Auch wenn niemand vergessen wird, dass mein Vater aus der Stadt stammt. Ich weiß, dass er insgeheim ein schlechtes Gewissen hat, dass meine Mutter und ich wegen ihm in dem abgelegenen Dorf leben müssen. Vermutlich tut es ihm sogar leid, dass ich vom Aussehen her nach ihm komme, auch wenn er stetig betont, dass ich den Stadtmenschen in keinster Weise ähnlich bin.
Manchmal frage ich mich, wie es wohl wäre, die Familie meines Vaters dort zu besuchen und überlege, ob sie mich überhaupt kennenlernen wollen würden. Doch wenn ich an die Erzählungen über dieses hektische, unpersönliche Leben dort denke, verwerfe ich die Gedanken sofort wieder.
Ich kann mir nichts Schöneres vorstellen, als die endlosen Weiten der Natur und dieses friedliche Gefühl, mit ihr verbunden zu sein. Ich weiß, dass ich hierhergehöre, auch wenn ich das dem Clan noch beweisen muss.

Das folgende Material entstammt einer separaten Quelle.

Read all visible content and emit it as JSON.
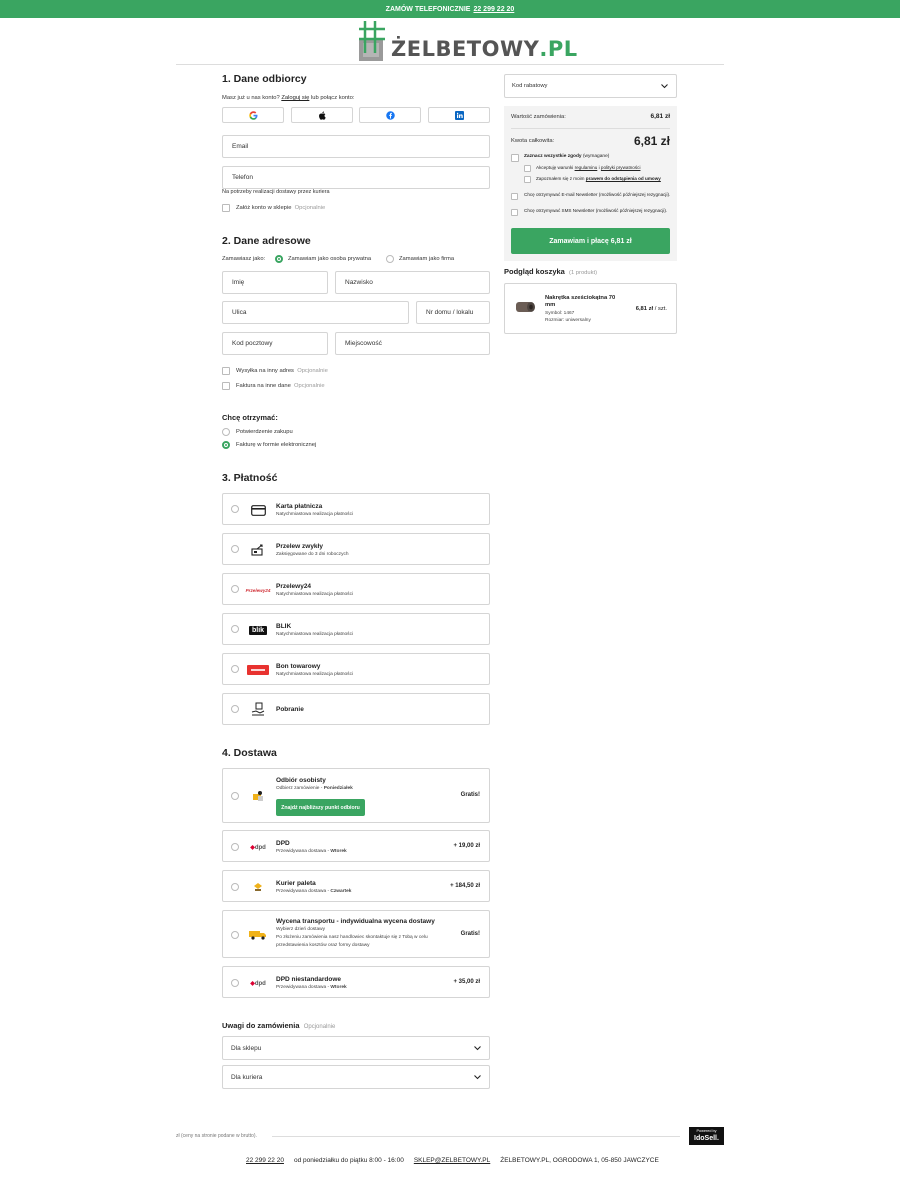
{
  "topbar": {
    "label": "ZAMÓW TELEFONICZNIE",
    "phone": "22 299 22 20"
  },
  "logo": {
    "prefix": "ŻELBETOWY",
    "suffix": ".PL"
  },
  "recipient": {
    "title": "1. Dane odbiorcy",
    "login_prompt": "Masz już u nas konto?",
    "login_link": "Zaloguj się",
    "login_suffix": "lub połącz konto:",
    "email_label": "Email",
    "phone_label": "Telefon",
    "phone_note": "Na potrzeby realizacji dostawy przez kuriera",
    "create_account": "Załóż konto w sklepie",
    "optional": "Opcjonalnie"
  },
  "address": {
    "title": "2. Dane adresowe",
    "order_as": "Zamawiasz jako:",
    "private": "Zamawiam jako osoba prywatna",
    "company": "Zamawiam jako firma",
    "first_name": "Imię",
    "last_name": "Nazwisko",
    "street": "Ulica",
    "house_no": "Nr domu / lokalu",
    "postal": "Kod pocztowy",
    "city": "Miejscowość",
    "other_address": "Wysyłka na inny adres",
    "other_invoice": "Faktura na inne dane",
    "optional": "Opcjonalnie",
    "receive_title": "Chcę otrzymać:",
    "receive_confirm": "Potwierdzenie zakupu",
    "receive_invoice": "Fakturę w formie elektronicznej"
  },
  "payment": {
    "title": "3. Płatność",
    "options": [
      {
        "name": "Karta płatnicza",
        "sub": "Natychmiastowa realizacja płatności",
        "icon": "card-icon"
      },
      {
        "name": "Przelew zwykły",
        "sub": "Zaksięgowane do 3 dni roboczych",
        "icon": "bank-transfer-icon"
      },
      {
        "name": "Przelewy24",
        "sub": "Natychmiastowa realizacja płatności",
        "icon": "przelewy24-icon",
        "logo_text": "Przelewy24"
      },
      {
        "name": "BLIK",
        "sub": "Natychmiastowa realizacja płatności",
        "icon": "blik-icon",
        "logo_text": "blik"
      },
      {
        "name": "Bon towarowy",
        "sub": "Natychmiastowa realizacja płatności",
        "icon": "voucher-icon"
      },
      {
        "name": "Pobranie",
        "sub": "",
        "icon": "cash-on-delivery-icon"
      }
    ]
  },
  "delivery": {
    "title": "4. Dostawa",
    "options": [
      {
        "name": "Odbiór osobisty",
        "sub": "Odbierz zamówienie",
        "day": "Poniedziałek",
        "price": "Gratis!",
        "icon": "pickup-icon",
        "button": "Znajdź najbliższy punkt odbioru"
      },
      {
        "name": "DPD",
        "sub": "Przewidywana dostawa",
        "day": "Wtorek",
        "price": "+ 19,00 zł",
        "icon": "dpd-icon",
        "logo_text": "dpd"
      },
      {
        "name": "Kurier paleta",
        "sub": "Przewidywana dostawa",
        "day": "Czwartek",
        "price": "+ 184,50 zł",
        "icon": "pallet-icon"
      },
      {
        "name": "Wycena transportu - indywidualna wycena dostawy",
        "sub": "Wybierz dzień dostawy",
        "note1": "Po złożeniu zamówienia nasz handlowiec skontaktuje się z Tobą w celu",
        "note2": "przedstawienia kosztów oraz formy dostawy",
        "price": "Gratis!",
        "icon": "truck-icon"
      },
      {
        "name": "DPD niestandardowe",
        "sub": "Przewidywana dostawa",
        "day": "Wtorek",
        "price": "+ 35,00 zł",
        "icon": "dpd-icon",
        "logo_text": "dpd"
      }
    ]
  },
  "notes": {
    "title": "Uwagi do zamówienia",
    "optional": "Opcjonalnie",
    "for_shop": "Dla sklepu",
    "for_courier": "Dla kuriera"
  },
  "summary": {
    "discount_label": "Kod rabatowy",
    "order_value_label": "Wartość zamówienia:",
    "order_value": "6,81 zł",
    "total_label": "Kwota całkowita:",
    "total": "6,81 zł",
    "consent_all": "Zaznacz wszystkie zgody",
    "consent_required": "(wymagane)",
    "terms_prefix": "Akceptuję warunki",
    "terms_link1": "regulaminu",
    "terms_mid": "i",
    "terms_link2": "polityki prywatności",
    "withdraw_prefix": "Zapoznałem się z moim",
    "withdraw_link": "prawem do odstąpienia od umowy",
    "newsletter_email": "Chcę otrzymywać E-mail Newsletter (możliwość późniejszej rezygnacji).",
    "newsletter_sms": "Chcę otrzymywać SMS Newsletter (możliwość późniejszej rezygnacji).",
    "order_button": "Zamawiam i płacę 6,81 zł"
  },
  "cart": {
    "title": "Podgląd koszyka",
    "count": "(1 produkt)",
    "product_name": "Nakrętka sześciokątna 70 mm",
    "symbol": "Symbol: 1467",
    "size": "Rozmiar: uniwersalny",
    "price": "6,81 zł",
    "unit": "/ szt."
  },
  "footer": {
    "prices_note": "zł (ceny na stronie podane w brutto).",
    "phone": "22 299 22 20",
    "hours": "od poniedziałku do piątku 8:00 - 16:00",
    "email": "SKLEP@ZELBETOWY.PL",
    "address": "ŻELBETOWY.PL, OGRODOWA 1, 05-850 JAWCZYCE",
    "powered_by": "Powered by",
    "idosell": "IdoSell."
  },
  "colors": {
    "brand": "#3aa561",
    "border": "#d5d5d5",
    "panel": "#f3f3f3"
  }
}
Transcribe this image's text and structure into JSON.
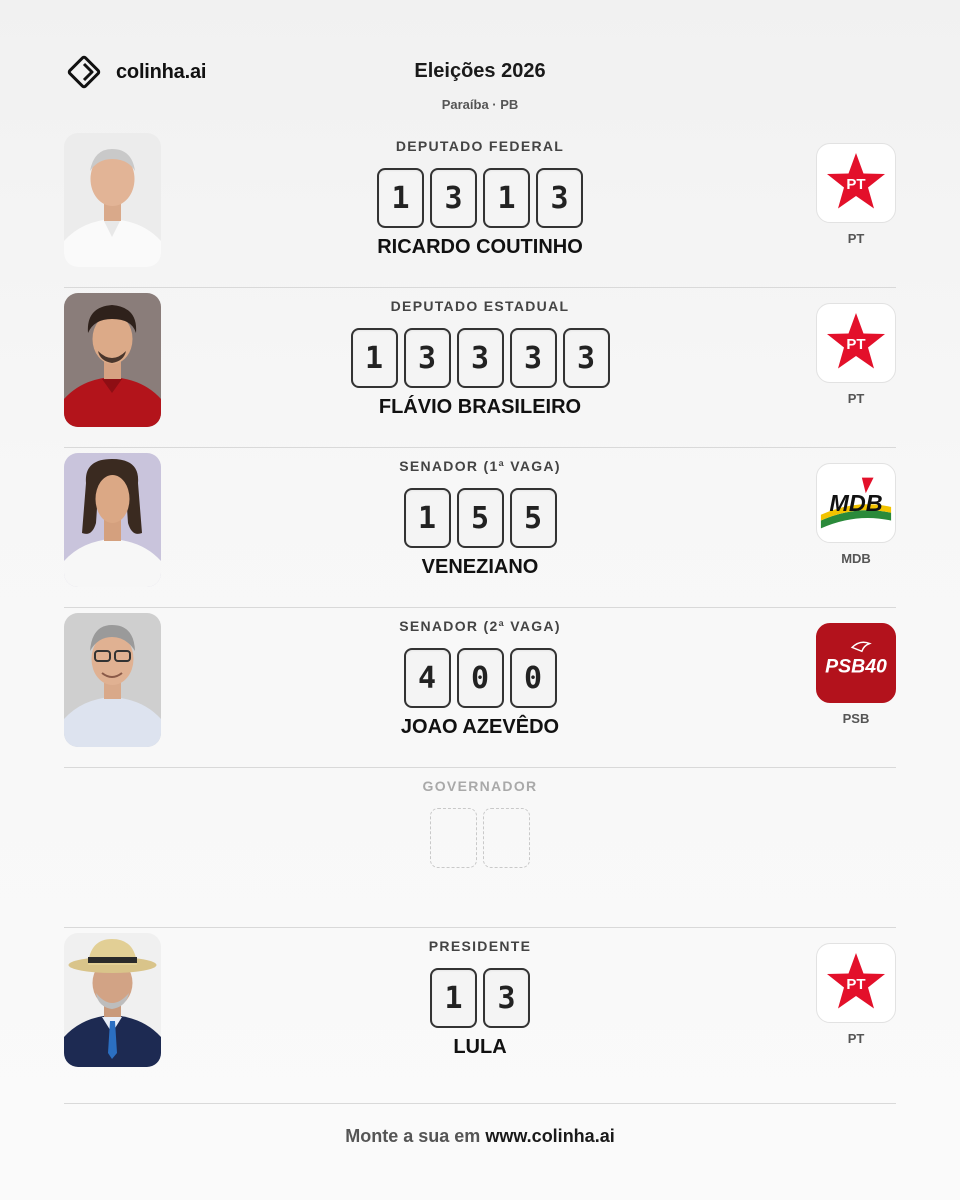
{
  "brand": {
    "name": "colinha.ai",
    "logo_icon": "diamond-logo-icon"
  },
  "header": {
    "title": "Eleições 2026",
    "subtitle": "Paraíba · PB"
  },
  "ballot": [
    {
      "office": "DEPUTADO FEDERAL",
      "number": [
        "1",
        "3",
        "1",
        "3"
      ],
      "candidate": "RICARDO COUTINHO",
      "party": "PT",
      "party_logo_text": "PT"
    },
    {
      "office": "DEPUTADO ESTADUAL",
      "number": [
        "1",
        "3",
        "3",
        "3",
        "3"
      ],
      "candidate": "FLÁVIO BRASILEIRO",
      "party": "PT",
      "party_logo_text": "PT"
    },
    {
      "office": "SENADOR (1ª VAGA)",
      "number": [
        "1",
        "5",
        "5"
      ],
      "candidate": "VENEZIANO",
      "party": "MDB",
      "party_logo_text": "MDB"
    },
    {
      "office": "SENADOR (2ª VAGA)",
      "number": [
        "4",
        "0",
        "0"
      ],
      "candidate": "JOAO AZEVÊDO",
      "party": "PSB",
      "party_logo_text": "PSB40"
    },
    {
      "office": "GOVERNADOR",
      "number": [
        "",
        ""
      ],
      "candidate": "",
      "party": "",
      "party_logo_text": ""
    },
    {
      "office": "PRESIDENTE",
      "number": [
        "1",
        "3"
      ],
      "candidate": "LULA",
      "party": "PT",
      "party_logo_text": "PT"
    }
  ],
  "footer": {
    "prefix": "Monte a sua em",
    "url": "www.colinha.ai"
  },
  "colors": {
    "pt_red": "#e3102a",
    "psb_red": "#b3121c",
    "mdb_green": "#2a8a3a",
    "mdb_yellow": "#f2c300"
  }
}
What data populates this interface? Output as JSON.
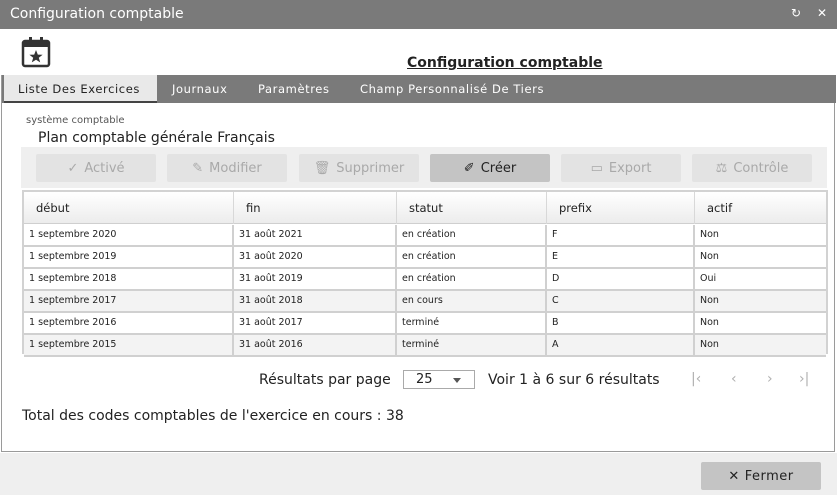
{
  "window": {
    "title": "Configuration comptable",
    "refresh_icon": "↻",
    "close_icon": "✕"
  },
  "header": {
    "app_icon": "calendar-star-icon",
    "title": "Configuration comptable"
  },
  "tabs": [
    {
      "label": "Liste Des Exercices",
      "active": true
    },
    {
      "label": "Journaux",
      "active": false
    },
    {
      "label": "Paramètres",
      "active": false
    },
    {
      "label": "Champ Personnalisé De Tiers",
      "active": false
    }
  ],
  "system": {
    "label": "système comptable",
    "value": "Plan comptable générale Français"
  },
  "toolbar": {
    "buttons": [
      {
        "label": "Activé",
        "icon": "✓",
        "enabled": false
      },
      {
        "label": "Modifier",
        "icon": "✎",
        "enabled": false
      },
      {
        "label": "Supprimer",
        "icon": "🗑",
        "enabled": false
      },
      {
        "label": "Créer",
        "icon": "✐",
        "enabled": true
      },
      {
        "label": "Export",
        "icon": "▭",
        "enabled": false
      },
      {
        "label": "Contrôle",
        "icon": "⚖",
        "enabled": false
      }
    ]
  },
  "table": {
    "columns": [
      "début",
      "fin",
      "statut",
      "prefix",
      "actif"
    ],
    "rows": [
      [
        "1 septembre 2020",
        "31 août 2021",
        "en création",
        "F",
        "Non"
      ],
      [
        "1 septembre 2019",
        "31 août 2020",
        "en création",
        "E",
        "Non"
      ],
      [
        "1 septembre 2018",
        "31 août 2019",
        "en création",
        "D",
        "Oui"
      ],
      [
        "1 septembre 2017",
        "31 août 2018",
        "en cours",
        "C",
        "Non"
      ],
      [
        "1 septembre 2016",
        "31 août 2017",
        "terminé",
        "B",
        "Non"
      ],
      [
        "1 septembre 2015",
        "31 août 2016",
        "terminé",
        "A",
        "Non"
      ]
    ]
  },
  "pager": {
    "label": "Résultats par page",
    "page_size": "25",
    "info": "Voir 1 à 6 sur 6 résultats",
    "first_icon": "|‹",
    "prev_icon": "‹",
    "next_icon": "›",
    "last_icon": "›|"
  },
  "summary": {
    "total_text": "Total des codes comptables de l'exercice en cours : 38"
  },
  "footer": {
    "close_label": "Fermer",
    "close_icon": "✕"
  }
}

Schon als kleines Kind habe ich davon geträumt, eine angesehene Kriegerin zu werden und war umso enttäuschter, als meine Mutter mir erklärt hat, dass dies nicht möglich sein wird.
Dennoch gebe ich die Hoffnung nicht auf und versuche immer wieder zu beweisen, dass ich mutig genug bin, um den Kriegern ebenbürtig zu sein. Leider gerate ich dadurch immer wieder in Auseinandersetzungen, wie neulich mit Ashok. Er verhält sich, als würde er selbst der Anführer sein. Dabei gibt es kein Ge-burtsrecht, dass er eines Tages diesen Titel tragen wird, denn als Nachfolger kommen nur Clanmitglieder infrage, die sich durch Weisheit, Mut und gute Absichten bewährt haben. Alles Eigenschaften, die auf Ashok nicht zutreffen.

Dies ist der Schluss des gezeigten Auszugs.